Lets suppose that there exists a comparison-based algorithm that turns an arbitrary array to a state $A$ in $o(n\log k)$, and there is another comparison-based algorithm that turns an array in state $A$ to completely sorted in $O(n\log (n/k))$. $n$ is the size of the array, while $k$ is another non-constant parameter given. I want to get a contradiction. Here is my reasoning:

Running the first algorithm followed by the second completely sorts the array, and takes

$$o(n\log k)\ +\ O(n\log(n/k)) = o(n\log k\ +\ n\log(n/k)) =$$ $$o(n(\log k\ +\ \log(n/k))) = o(n\log (k \times n/k)) = o(n\log n)$$

which is a contradiction to the known lower bound to comparison-based sorting algorithms.

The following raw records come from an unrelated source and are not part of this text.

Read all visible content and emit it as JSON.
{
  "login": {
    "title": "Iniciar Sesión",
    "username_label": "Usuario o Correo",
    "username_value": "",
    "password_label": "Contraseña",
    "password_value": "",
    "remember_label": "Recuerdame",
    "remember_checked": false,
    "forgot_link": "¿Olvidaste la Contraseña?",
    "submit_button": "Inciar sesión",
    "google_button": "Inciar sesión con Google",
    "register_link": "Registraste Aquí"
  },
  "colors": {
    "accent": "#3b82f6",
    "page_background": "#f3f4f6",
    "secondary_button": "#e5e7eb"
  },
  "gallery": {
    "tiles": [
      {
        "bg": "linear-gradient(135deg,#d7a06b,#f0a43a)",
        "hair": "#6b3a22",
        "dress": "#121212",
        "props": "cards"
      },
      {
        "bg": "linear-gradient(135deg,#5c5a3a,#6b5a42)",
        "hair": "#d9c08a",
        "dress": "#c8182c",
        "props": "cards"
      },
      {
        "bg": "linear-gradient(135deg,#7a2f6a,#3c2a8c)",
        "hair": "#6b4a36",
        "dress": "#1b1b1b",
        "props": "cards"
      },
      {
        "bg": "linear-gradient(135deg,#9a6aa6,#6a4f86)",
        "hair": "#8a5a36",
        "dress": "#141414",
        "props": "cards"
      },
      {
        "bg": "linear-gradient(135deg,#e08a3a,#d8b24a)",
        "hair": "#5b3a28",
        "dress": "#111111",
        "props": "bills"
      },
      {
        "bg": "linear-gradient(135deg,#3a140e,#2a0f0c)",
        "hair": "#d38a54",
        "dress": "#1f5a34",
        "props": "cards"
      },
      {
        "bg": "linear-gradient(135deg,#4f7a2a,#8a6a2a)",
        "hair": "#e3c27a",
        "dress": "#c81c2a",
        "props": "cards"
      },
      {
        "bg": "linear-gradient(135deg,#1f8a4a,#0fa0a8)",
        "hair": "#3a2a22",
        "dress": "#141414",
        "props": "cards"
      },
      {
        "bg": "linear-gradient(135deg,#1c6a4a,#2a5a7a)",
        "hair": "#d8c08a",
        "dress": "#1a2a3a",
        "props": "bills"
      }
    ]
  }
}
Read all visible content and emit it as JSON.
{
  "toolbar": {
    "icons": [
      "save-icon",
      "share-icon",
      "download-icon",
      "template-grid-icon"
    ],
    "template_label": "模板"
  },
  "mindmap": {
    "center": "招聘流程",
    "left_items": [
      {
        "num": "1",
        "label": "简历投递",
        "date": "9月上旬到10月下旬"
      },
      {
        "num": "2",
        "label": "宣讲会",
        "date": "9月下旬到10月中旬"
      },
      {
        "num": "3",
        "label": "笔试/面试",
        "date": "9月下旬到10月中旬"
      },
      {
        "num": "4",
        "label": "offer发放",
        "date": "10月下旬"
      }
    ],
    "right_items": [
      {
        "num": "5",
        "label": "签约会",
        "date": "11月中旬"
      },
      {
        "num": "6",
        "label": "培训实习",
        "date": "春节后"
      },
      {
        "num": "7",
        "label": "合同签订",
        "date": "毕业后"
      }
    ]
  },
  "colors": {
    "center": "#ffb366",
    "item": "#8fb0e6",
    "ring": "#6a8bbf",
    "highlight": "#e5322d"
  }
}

My question is: Is my reasoning correct? Why or why not? I've tried to prove it using the definitions, but I'm stuck.

Thanks.

Asked By : paquechee

Answered By : Raphael

No. You are misusing Landau notation.

  1. $o(f) + O(g) \not\subseteq o(f + g)$ even if $f \in O(g)$. The best you can get is $O(f + g)$. If $g \in o(f)$, you get $o(f)$.

  2. $\log k$ and $\log n$ are incomparable as long as you can not put $k$ and $n$ in some kind of relation.

Assuming that $k \in \omega(1) \cap O(n)$, you can show that both $o(n \log k) \subseteq o(n \log n)$ and $O(n \log (n/k)) \subseteq o(n \log n)$. Then, we would indeed deduce that the proposed algorithm would take $o(n \log n)$ comparisons, contradicting the known lower bound.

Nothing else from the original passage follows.